I am not going to argue with your main thesis, not because I disagree, but I just don't see what would practically come out of it. However, this comment, I'd like to point out doesn't quite match to established legislation or policy positions. Maybe it mostly does. Maybe.
But let me ask you.
What drove Biden to WRITE the busing law in the '70s? You are arguing that he is a progressive realist. How does being a progressive realist lead one to proactively write something like that?
Later on in the 90s, when it was popular for Democrats to call themselves conservatives and promote a balanced budget above anything else, this is what he did. He said "no sacred cows." He rhetorically went after the liberals in his party, i.e. the vast majority. How does this support your thesis that he's a progressive realist? Or were his actions on his own behalf for his own political survival? and the whole progressive realist thing takes a backseat to this?
In the 2000s, the Bankruptcy bill...…….? Again, this is something he WROTE. There were versions that the vast majority of liberals were against. Elizabeth Warren was always against every single version. It wasn't good for poor people. How does writing the bankruptcy bill support your thesis that he's a progressive realist?

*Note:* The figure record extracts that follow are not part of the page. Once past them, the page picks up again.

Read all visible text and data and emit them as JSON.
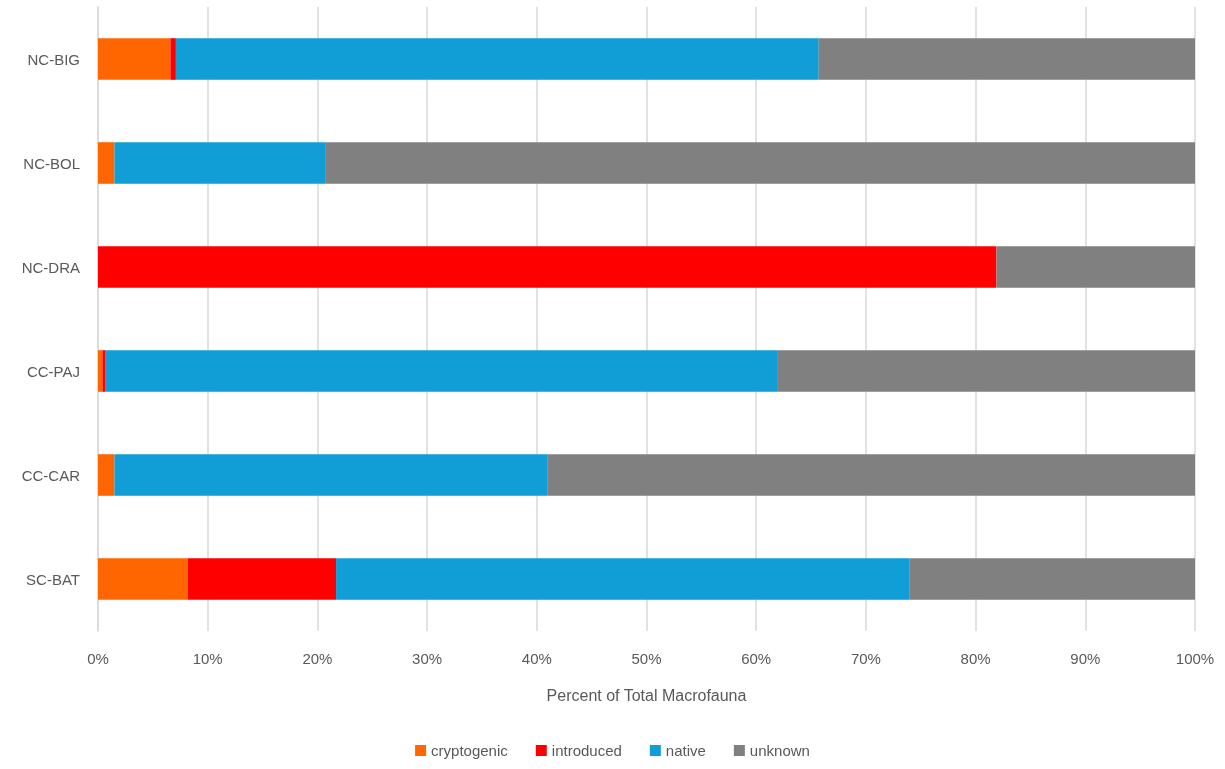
{
  "chart_data": {
    "type": "bar",
    "orientation": "horizontal",
    "stacked": true,
    "xlabel": "Percent of Total Macrofauna",
    "categories": [
      "NC-BIG",
      "NC-BOL",
      "NC-DRA",
      "CC-PAJ",
      "CC-CAR",
      "SC-BAT"
    ],
    "series": [
      {
        "name": "cryptogenic",
        "color": "#ff6600",
        "values": [
          6.6,
          1.5,
          0,
          0.4,
          1.5,
          8.2
        ]
      },
      {
        "name": "introduced",
        "color": "#ff0000",
        "values": [
          0.5,
          0,
          81.9,
          0.3,
          0,
          13.5
        ]
      },
      {
        "name": "native",
        "color": "#119dd5",
        "values": [
          58.6,
          19.2,
          0,
          61.2,
          39.5,
          52.3
        ]
      },
      {
        "name": "unknown",
        "color": "#808080",
        "values": [
          34.3,
          79.3,
          18.1,
          38.1,
          59.0,
          26.0
        ]
      }
    ],
    "xlim": [
      0,
      100
    ],
    "xticks": [
      {
        "value": 0,
        "label": "0%"
      },
      {
        "value": 10,
        "label": "10%"
      },
      {
        "value": 20,
        "label": "20%"
      },
      {
        "value": 30,
        "label": "30%"
      },
      {
        "value": 40,
        "label": "40%"
      },
      {
        "value": 50,
        "label": "50%"
      },
      {
        "value": 60,
        "label": "60%"
      },
      {
        "value": 70,
        "label": "70%"
      },
      {
        "value": 80,
        "label": "80%"
      },
      {
        "value": 90,
        "label": "90%"
      },
      {
        "value": 100,
        "label": "100%"
      }
    ],
    "grid": "x",
    "legend": "bottom"
  }
}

I have maintained and continue to maintain that the majority of Biden's positions have been centrist and left but some also to the right....that he can be a good ally but he cannot always be trusted. It's not about survival, but instead some mixture of what he knows is the right position on things--and seeking to make himself look unique for sake of political power with moderates, right-wingers, and corporations. Therefore, keeping an active left movement or other kind of populist pressure on him is in the best interest of Americans. This can be now Bernie Sanders whose policy positions have altered how other campaigns take their own positions on issues, it can be from documenting his response to nuanced policy questions in a debate and then holding him to those things later because that is in his self-interest, it can also be from pressuring not to leave the primary until he agrees to choose a progressive VP or make some other cabinet concession involving Elizabeth Warren....for example.
Giving him carte blanche control to do what he's always done ensures he moves too far right later.
Now, again, I do agree that Sanders ought to concede and I've said this in this thread and elsewhere. But I'd like you to explain Biden.